Tax amnesty merupakan pengampunan atau pengurangan pajak
yang dilakukan oleh pihak perpajakan terhadap aset yang dimiliki oleh perusahaan.
Pengampunan pajak ini meliputi penghapusan pajak terhutang, penghapusan sanksi administrasi
perpajakan, penghapusan sanksi pidana pada bidang perpajakan, maupun sanksi pidana
tertentu yang diharuskan membayar denda.
Tax amnesty sesungguhnya sangat cocok diterapkan di
Indonesia. Sebab, angka wajib pajak yang relatif tinggi. Menurut laporan
Direktorat Jenderal (Ditjen) Pajak Kementerian Keuangan bahwa jumlah angka wajib
pajak saat ini berjumlah 27 juta. Sedangkan jumlah penerimaan pajak pada tahun2015
bertambah sekitar Rp 5,24 triliun. Penerimaan per 31 Desember 2015 yang awalnya
berjumlah Rp 1.005.89 triliun menjadi Rp 1.011,2 triliun. Penambahan ini membuat
hasil penghitungan akhir bahwa penerimaan pajak mencapai Rp 1.060 triliun. Angka
tersebut banyak dihasilkan dari sektor pajak meliputi pajak non minyak, gas dan
pajak terkait migas.
Jumlah tersebut
diketahui setelah ada rekonsiliasi data pada 8 Januari lalu. Hasilnya, total
pendapatan pajak non migas menjadi Rp 1.011 triliun, sedangkan penerimaan totalnya
Rp 1.060 triliun. Angka ini menunjukkan bahwa penerimaan pajak tahun 2015
meningkat dibandingkan tahun sebelumnya.
Di Indonesia,
perolehan dana dari sektor pajak merupakan pendapatan Negara yang sangat tinggi.
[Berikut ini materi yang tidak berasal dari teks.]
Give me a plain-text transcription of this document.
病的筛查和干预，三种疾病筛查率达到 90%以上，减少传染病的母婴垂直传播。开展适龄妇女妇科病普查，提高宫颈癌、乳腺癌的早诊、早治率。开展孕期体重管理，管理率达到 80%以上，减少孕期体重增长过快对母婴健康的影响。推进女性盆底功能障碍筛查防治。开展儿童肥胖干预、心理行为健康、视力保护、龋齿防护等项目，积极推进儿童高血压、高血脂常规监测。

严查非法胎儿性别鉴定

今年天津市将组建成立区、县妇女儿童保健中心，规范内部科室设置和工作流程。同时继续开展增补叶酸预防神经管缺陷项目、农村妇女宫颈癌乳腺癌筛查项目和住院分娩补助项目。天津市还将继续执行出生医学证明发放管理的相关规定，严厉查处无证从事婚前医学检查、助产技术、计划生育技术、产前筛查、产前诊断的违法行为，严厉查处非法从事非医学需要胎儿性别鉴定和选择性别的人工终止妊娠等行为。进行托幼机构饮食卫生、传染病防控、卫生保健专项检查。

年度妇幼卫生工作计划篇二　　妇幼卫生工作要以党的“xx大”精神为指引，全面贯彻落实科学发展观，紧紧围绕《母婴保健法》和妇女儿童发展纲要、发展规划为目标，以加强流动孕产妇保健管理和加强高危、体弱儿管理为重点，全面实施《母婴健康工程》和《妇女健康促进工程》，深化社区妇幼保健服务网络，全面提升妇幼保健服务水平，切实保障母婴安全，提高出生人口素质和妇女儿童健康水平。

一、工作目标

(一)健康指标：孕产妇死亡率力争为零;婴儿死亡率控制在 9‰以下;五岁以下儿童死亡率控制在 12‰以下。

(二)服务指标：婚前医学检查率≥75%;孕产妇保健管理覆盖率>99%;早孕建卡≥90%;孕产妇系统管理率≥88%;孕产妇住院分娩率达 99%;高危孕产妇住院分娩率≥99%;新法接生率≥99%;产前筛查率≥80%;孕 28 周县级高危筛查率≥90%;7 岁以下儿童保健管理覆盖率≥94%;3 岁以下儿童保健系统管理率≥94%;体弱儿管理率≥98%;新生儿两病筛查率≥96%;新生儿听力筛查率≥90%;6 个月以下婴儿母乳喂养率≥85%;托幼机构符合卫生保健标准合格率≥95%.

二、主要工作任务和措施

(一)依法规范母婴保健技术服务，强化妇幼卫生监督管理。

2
Sejak 2013 lalu, perolehan dana pajak di Indonesia telah mencapai Rp. 1.000
triliun bahkan lebih. Oleh sebab itu, adanya kebijakan tax amnesty pada kondisi
saat ini sangatlah tepat di tengah ramainya pembangunan infrastruktur yang
tengah digarap oleh pemerintah.
Pembangunan Infrastukur
Pemerintah saat ini tengah
gencar melakukan percepatan pembangunan Nasional. Khususnya di sektor infrastruktur,
baik itu berupa proyek pembuatan jalan tol, kereta cepat, tenaga listrik dan
lain sebagainya. Sebab, infrastruktur yang ada di Indonesia masih belum memadai.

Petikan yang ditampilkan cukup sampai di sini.